Cricket's betting controversies
Allegations concerning gambling have cast a shadow over cricket for many years, with the 1990s seeing several proven cases of match fixing crop up, while countless other rumours surfaced without being proven.
The problem seemed to have halted after the International Cricket Council set up an Anti Corruption and Security Unit in 2000. But, with the emergence of spread betting, the issue seems to have reared its ugly head again.
Hereare some previous high-profile examples:
Mark Waugh/Shane Warne
Waugh and Warne were questioned after being given money by 'John the bookmaker' for information on pitch and weather conditions. The players received fines from the Australian Cricket Board after an independent enquiry by Rob O'Regan QC concluded the duo were not fully informed of the dangers of interacting with bookmakers. They were warned that future misdemeanours could result in bans.
Match-fixing accusations surrounded Malik for much of his career. After captaining Pakistan on their tours of South Africa and Zimbabwe, he was suspended pending an enquiry into bribery. Initially he was cleared but, after playing his last Test in January 1999, he, along with medium-pacer Ata-ur-Rehman, became the first players to be banned for match fixing. Their punishments were eventually overturned.
In what is undoubtedly the most famous case of its kind, South Africa captain Hansie Cronje was given a lifetime ban from playing or coaching cricket after admitting he had received a sum of money from a London bookmaker to 'forecast results'. It emerged that he offered players, such as Herschelle Gibbs, money to perform poorly. After unsuccessfully challenging his penalty in September 2001, Cronje tragically died in a plane crash the following year.

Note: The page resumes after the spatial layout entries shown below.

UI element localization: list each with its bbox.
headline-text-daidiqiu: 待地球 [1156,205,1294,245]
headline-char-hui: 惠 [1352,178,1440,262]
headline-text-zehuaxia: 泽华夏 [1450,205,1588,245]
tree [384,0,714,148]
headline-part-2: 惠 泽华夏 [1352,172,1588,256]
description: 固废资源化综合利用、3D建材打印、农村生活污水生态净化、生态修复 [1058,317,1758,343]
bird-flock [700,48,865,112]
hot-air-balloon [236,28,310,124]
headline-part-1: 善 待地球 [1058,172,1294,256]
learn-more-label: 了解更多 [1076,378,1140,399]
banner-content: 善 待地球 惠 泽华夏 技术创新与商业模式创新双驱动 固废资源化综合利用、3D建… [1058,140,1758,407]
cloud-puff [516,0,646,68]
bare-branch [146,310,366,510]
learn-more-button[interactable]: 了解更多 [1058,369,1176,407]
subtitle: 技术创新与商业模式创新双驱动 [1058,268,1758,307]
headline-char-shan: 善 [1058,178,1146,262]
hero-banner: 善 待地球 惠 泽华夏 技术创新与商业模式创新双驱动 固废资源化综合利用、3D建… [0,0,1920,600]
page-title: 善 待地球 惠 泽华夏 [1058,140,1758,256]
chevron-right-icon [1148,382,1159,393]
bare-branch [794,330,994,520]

Azharuddin's match-fixing exploits came to light when Cronje indicated the former India captain was the person who introduced him to the bookmakers. The Central Bureau of Investigation's report into the Cronje affair then claimed Azharuddin had "contributed substantially towards the expanding bookie/player nexus in Indian cricket", before the batsman admitted fixing three ODIs. He was banned for life, thus finishing his career on 99 Tests.
West Indies batsman Samuels received a two-year ban in 2008 after being found guilty of "receiving money, or benefit or other reward that could bring him or the game of cricket into disrepute". Indian police alleged that he passed on team information to a known bookmaker.